GoDaddy acquired Sucuri the following year and later I was part of the Sucuri Malware Research, GoDaddy Security Engineering and GoDaddy Security Research team. I worked mostly with PHP, JavaScript and Shell, developing tools such as the Sucuri Malware Cleanup software and Cleanup Automation (Robot), Sucuri Labs, internals APIs, besides architecturing a few serverless apps on AWS and maintaining CI/CD pipelines. Most of the code I got to work with followed architecture and programming methodologies such as Clean Architecture, SOLID, DDD and TDD. During my period with Sucuri I also blog posted about DDoS and other types of attacks I was mostly familiar with.

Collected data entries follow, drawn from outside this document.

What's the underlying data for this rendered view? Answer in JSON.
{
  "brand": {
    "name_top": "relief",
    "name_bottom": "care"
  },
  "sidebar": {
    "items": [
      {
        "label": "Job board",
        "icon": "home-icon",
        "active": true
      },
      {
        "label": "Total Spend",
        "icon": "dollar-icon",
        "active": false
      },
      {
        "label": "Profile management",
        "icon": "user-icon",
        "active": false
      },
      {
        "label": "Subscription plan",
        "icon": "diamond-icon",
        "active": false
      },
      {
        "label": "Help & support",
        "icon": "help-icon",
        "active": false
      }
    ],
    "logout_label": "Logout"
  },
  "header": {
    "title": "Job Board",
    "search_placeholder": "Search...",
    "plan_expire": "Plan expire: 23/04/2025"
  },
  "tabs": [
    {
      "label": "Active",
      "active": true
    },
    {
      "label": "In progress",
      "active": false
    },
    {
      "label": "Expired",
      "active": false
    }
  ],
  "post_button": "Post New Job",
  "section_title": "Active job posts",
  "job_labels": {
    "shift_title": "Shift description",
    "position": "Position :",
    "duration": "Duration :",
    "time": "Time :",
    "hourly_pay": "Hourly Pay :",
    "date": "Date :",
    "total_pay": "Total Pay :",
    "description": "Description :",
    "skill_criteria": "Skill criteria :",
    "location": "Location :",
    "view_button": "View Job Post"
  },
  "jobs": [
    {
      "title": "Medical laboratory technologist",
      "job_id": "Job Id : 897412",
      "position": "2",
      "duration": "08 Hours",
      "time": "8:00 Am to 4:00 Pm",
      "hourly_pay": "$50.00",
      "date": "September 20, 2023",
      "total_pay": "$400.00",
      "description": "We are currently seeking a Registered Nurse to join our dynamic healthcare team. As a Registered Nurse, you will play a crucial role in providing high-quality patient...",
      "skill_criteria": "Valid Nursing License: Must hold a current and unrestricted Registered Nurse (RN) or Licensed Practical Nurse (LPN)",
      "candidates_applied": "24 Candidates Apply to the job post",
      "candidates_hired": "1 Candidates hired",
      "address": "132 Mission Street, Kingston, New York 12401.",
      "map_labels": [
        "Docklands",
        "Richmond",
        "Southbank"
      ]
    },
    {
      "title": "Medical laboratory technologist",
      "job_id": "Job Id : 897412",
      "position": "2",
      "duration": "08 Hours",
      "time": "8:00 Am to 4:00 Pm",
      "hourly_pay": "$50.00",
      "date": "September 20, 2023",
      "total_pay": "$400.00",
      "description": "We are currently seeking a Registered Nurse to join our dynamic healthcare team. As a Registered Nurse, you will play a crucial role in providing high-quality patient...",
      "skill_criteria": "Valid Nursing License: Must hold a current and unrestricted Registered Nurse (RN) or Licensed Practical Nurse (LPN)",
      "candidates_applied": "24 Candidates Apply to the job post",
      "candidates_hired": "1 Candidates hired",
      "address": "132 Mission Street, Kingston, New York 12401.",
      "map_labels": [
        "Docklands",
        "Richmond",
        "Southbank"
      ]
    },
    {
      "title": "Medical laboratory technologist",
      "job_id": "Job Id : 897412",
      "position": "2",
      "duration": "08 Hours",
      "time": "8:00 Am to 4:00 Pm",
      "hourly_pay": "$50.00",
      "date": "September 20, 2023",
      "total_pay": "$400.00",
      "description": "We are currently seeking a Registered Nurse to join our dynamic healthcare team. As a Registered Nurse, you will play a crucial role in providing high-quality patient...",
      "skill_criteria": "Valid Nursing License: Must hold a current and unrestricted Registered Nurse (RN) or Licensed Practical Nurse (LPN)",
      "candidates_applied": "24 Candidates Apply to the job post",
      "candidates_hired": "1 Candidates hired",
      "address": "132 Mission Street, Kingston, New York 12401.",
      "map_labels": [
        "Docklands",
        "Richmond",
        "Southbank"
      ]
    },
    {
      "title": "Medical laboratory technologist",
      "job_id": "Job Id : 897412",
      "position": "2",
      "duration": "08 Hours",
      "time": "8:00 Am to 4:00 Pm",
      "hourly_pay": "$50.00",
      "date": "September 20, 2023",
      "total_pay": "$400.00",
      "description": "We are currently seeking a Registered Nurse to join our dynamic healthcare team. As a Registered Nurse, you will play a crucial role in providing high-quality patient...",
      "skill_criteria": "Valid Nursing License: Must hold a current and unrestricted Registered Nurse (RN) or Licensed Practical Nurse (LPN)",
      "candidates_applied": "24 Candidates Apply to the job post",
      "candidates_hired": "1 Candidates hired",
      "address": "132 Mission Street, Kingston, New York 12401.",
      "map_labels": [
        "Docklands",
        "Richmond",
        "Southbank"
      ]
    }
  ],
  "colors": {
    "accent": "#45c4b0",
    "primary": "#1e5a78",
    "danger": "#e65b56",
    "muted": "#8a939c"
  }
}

At the beginning of 2021 I left GoDaddy and Sucuri to focus on Infinite. Infinite's ultimate goal is to have everything possible bundled for free within its relatively cheap hosting plans, integrated into the dashboard, so the customer does not need third party services or have to understand anything technical to use state-of-the-art technology. As you may imagine, it's not a part time job.

A few months later I also co-founded Nimbus, a software house with big clients in the Brazilian financial sector. There I can stretch all my technical muscles and also manage teams of highly skilled DevOps engineers and developers.

That is my story to this day. I still have a lot to learn and my curiosity never diminishes, I am never afraid to try new things and I always try to keep an open mind so I never miss the opportunity to become a better person.